Accountability isn't something you demand. It's an output and the input has been hiding in plain sight.

In this episode, Dr. Dave:

  • Reveals the hidden question every team member is asking before they decide to step up or shrink back
  • Unpacks why the reflex you're frustrated with was installed long before they ever worked for you and who actually put it there
  • Shows you the one design shift that turns stepping up from a risk into the team's reflex — same people, same pay, same protocols

Hit play now. Because you've been trying to manage your team into accountability when the real job is designing the room where stepping up becomes the obvious move.

Accountability might be the most overused word in dentistry. And honestly, the most misunderstood. 

Here's why: we talk about accountability like it's a behavior. Like it's something we can just demand from people. Well, it isn't. Accountability is an output. And the input — it's been hiding in plain sight this whole time. 

Think about it. Your team isn't really sitting there choosing whether to step up or not. Underneath every single decision, their nervous system is answering one question first. And that question is: "What happens to me if I'm wrong here?" 

And here's the thing — that answer isn't random. It's learned. It's the sum total of every small reaction your practice has ever given them. But it's bigger than that too, because there's lots of residual here. Some of it came in the door with them from every place they've worked before. And honestly, from way further back than that. Even from parents, from teachers, from preachers, from coaches — from every authority figure who ever taught them what happens when you get something wrong. So by the time they're standing in front of you as your employee, that reflex is already pretty deep. You installed some of it, and you inherited a lot of it. 

But here's the good news: you're the one who gets to retrain it. Because the room — the practice environment — that's something you get to design. 

So let me give you some examples of what I mean. An assistant gives the doctor some constructive feedback, and the brain quietly logs, "Oh, we do that here." Noted.

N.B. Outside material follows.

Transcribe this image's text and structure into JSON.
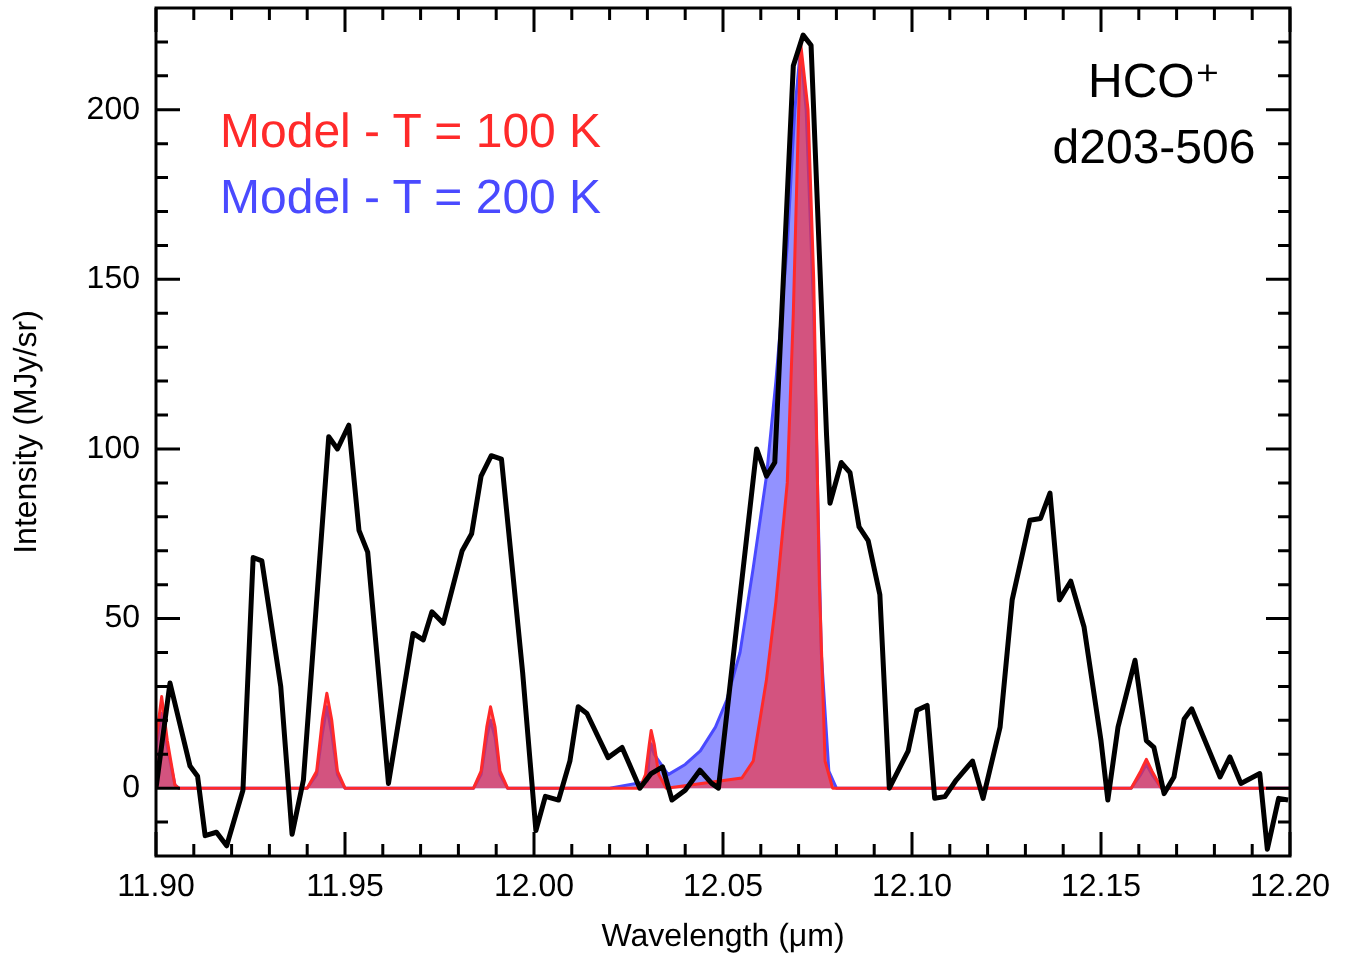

Somebody takes initiative, and it gets trusted. The brain logs, "Okay, keep moving, don't wait to be asked." A mistake gets met with curiosity instead of tension, and the brain logs that too: "Tell the truth fast, we fix things here." 

Run that loop enough times, and something kind of wonderful starts to happen. Stepping up stops feeling like a risk. It just becomes the reflex — the default setting of the whole team. 

And look, I've watched this play out in my own practice, and in dozens of my clients' practices. See, the same team that used to wait to be told, sit on problems, route every little decision through the doctor — that team became the one that catches issues early and moves without being asked. Same people. Same pay. Same protocols. The only thing that changed was the room. 

You retrain that reflex, and everything downstream moves with it. The team's experience. The patient's experience. What you take home at the end of the day. 

This is the layer underneath your culture. It's not the org chart. It's the nervous system. 

And here's the best part: you don't have to manage your team into stepping up. You get to design the room where stepping up just becomes the obvious move for them. 

So here it is: you inherited the reflex, but you get to retrain it. That's the whole job. 

Let me leave you with one question today. What's the one thing your team does brilliantly now that they wouldn't have risked one year ago?